My Comments: I bet you are saying this is just another weird observation from Tony. And you may be right. But mindful that many of you, and many of me, are thinking of ways to predict what the markets will do this year. So…
A reasonable predictor of future market movements which translates to whether your investments improve or go in the tank, is economic activity. Is the economy growing and are companies earning money? We have been concerned about unemployment for the past few years and vigorously questioned why more people aren’t working.
Critics of the administration point to a lack of effort to find ways to get people employed, while at the same time refusing to fund projects that will replace and improve road and bridges and other infrastructure that is decaying rapidly. This article point to another little noticed demographic change as one reason for the trend.
By Ellyn Terry, an economic policy analysis specialist in the research department of the Atlanta Fed. Jan. 19, 2014
Despite the addition of only 74,000 jobs to the economy in December, the unemployment rate dropped significantly- from 7 percent to 6.7 percent. The decline came mostly from a decrease in the labor force.
Since the recession began, the labor force participation rate (LFPR) has dropped from 66 percent to 63 percent. Many people have left the labor force because they are discouraged from applying (U.S. Bureau of Labor Statistics data indicate that a little under 1 million people fall into this category). But the primary drivers appear to be an increase in the number of people who are either retired, disabled / ill, or in school.
Certainly, the aging of the population accounts for much of the increase in the retired and disabled / ill categories. Still, there has been a lot of movement over the past few years in the reasons people cite for not participating in the labor force within age groups. Knowing the reasons why people have left (or delayed entering) the labor force can help us understand how much of the decline will likely halt once the economy picks back up and how much is permanent.
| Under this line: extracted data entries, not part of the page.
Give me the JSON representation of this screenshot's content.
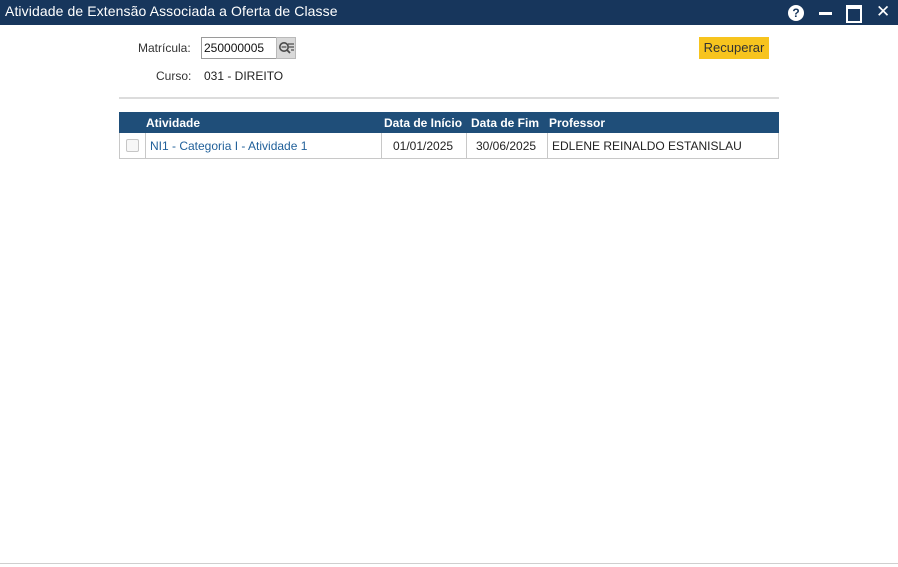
{
  "window": {
    "title": "Atividade de Extensão Associada a Oferta de Classe",
    "help_label": "?",
    "close_label": "✕"
  },
  "form": {
    "matricula_label": "Matrícula:",
    "matricula_value": "250000005",
    "curso_label": "Curso:",
    "curso_value": "031 - DIREITO",
    "recuperar_label": "Recuperar"
  },
  "table": {
    "headers": {
      "atividade": "Atividade",
      "data_inicio": "Data de Início",
      "data_fim": "Data de Fim",
      "professor": "Professor"
    },
    "rows": [
      {
        "checked": false,
        "atividade": "NI1 - Categoria I - Atividade 1",
        "data_inicio": "01/01/2025",
        "data_fim": "30/06/2025",
        "professor": "EDLENE REINALDO ESTANISLAU"
      }
    ]
  },
  "colors": {
    "titlebar": "#17365c",
    "table_header": "#1f4e79",
    "accent_button": "#f7c41e",
    "link": "#1f5f99"
  },
  "icons": {
    "lookup": "search-list-icon",
    "help": "help-icon",
    "minimize": "minimize-icon",
    "maximize": "maximize-icon",
    "close": "close-icon"
  }
}
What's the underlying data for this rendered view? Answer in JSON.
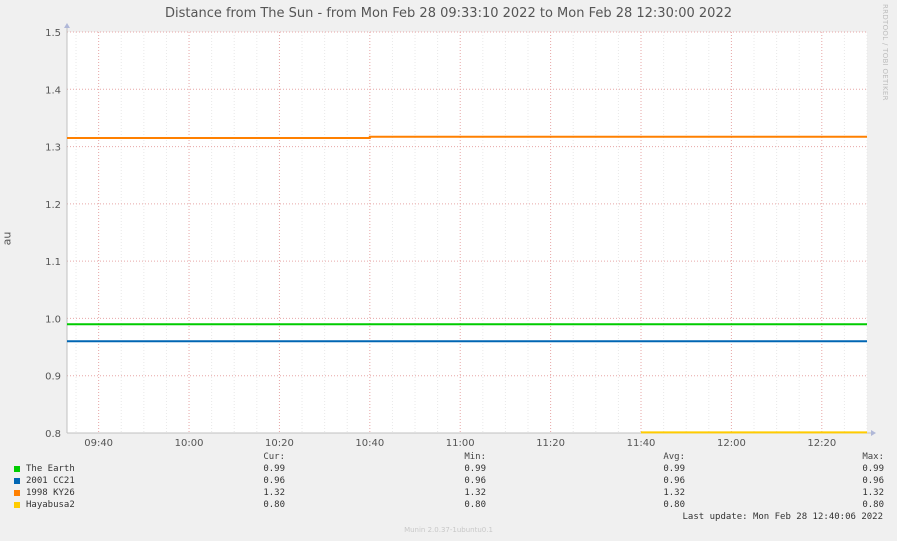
{
  "chart_data": {
    "type": "line",
    "title": "Distance from The Sun - from Mon Feb 28 09:33:10 2022 to Mon Feb 28 12:30:00 2022",
    "xlabel": "",
    "ylabel": "au",
    "x_range": [
      "09:33",
      "12:30"
    ],
    "ylim": [
      0.8,
      1.5
    ],
    "x_ticks": [
      "09:40",
      "10:00",
      "10:20",
      "10:40",
      "11:00",
      "11:20",
      "11:40",
      "12:00",
      "12:20"
    ],
    "y_ticks": [
      "1.5",
      "1.4",
      "1.3",
      "1.2",
      "1.1",
      "1.0",
      "0.9",
      "0.8"
    ],
    "grid": true,
    "series": [
      {
        "name": "The Earth",
        "color": "#00cc00",
        "points": [
          [
            "09:33",
            0.99
          ],
          [
            "12:30",
            0.99
          ]
        ]
      },
      {
        "name": "2001 CC21",
        "color": "#0066b3",
        "points": [
          [
            "09:33",
            0.96
          ],
          [
            "12:30",
            0.96
          ]
        ]
      },
      {
        "name": "1998 KY26",
        "color": "#ff8000",
        "points": [
          [
            "09:33",
            1.315
          ],
          [
            "10:40",
            1.315
          ],
          [
            "10:40",
            1.317
          ],
          [
            "12:30",
            1.317
          ]
        ]
      },
      {
        "name": "Hayabusa2",
        "color": "#ffcc00",
        "points": [
          [
            "11:40",
            0.801
          ],
          [
            "12:30",
            0.801
          ]
        ]
      }
    ],
    "legend": {
      "headers": [
        "Cur:",
        "Min:",
        "Avg:",
        "Max:"
      ],
      "rows": [
        {
          "name": "The Earth",
          "color": "#00cc00",
          "cur": "0.99",
          "min": "0.99",
          "avg": "0.99",
          "max": "0.99"
        },
        {
          "name": "2001 CC21",
          "color": "#0066b3",
          "cur": "0.96",
          "min": "0.96",
          "avg": "0.96",
          "max": "0.96"
        },
        {
          "name": "1998 KY26",
          "color": "#ff8000",
          "cur": "1.32",
          "min": "1.32",
          "avg": "1.32",
          "max": "1.32"
        },
        {
          "name": "Hayabusa2",
          "color": "#ffcc00",
          "cur": "0.80",
          "min": "0.80",
          "avg": "0.80",
          "max": "0.80"
        }
      ]
    }
  },
  "last_update": "Last update: Mon Feb 28 12:40:06 2022",
  "watermark": "RRDTOOL / TOBI OETIKER",
  "footer": "Munin 2.0.37-1ubuntu0.1"
}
The chart below shows the distribution of reasons in the fourth quarter of 2013. (Of the people not in the labor force, 1.6 percent indicate they want a job and give a reason for not being in the labor force. They are categorized here as “want a job” only.) Young people are not in the labor force mostly because they are in school. Individuals 25 to 50 years old who are not in the labor force are mostly taking care of their family or house. After age 50, disability or illness becomes the primary reason people do not want to work- until around age 60, when retirement begins to dominate.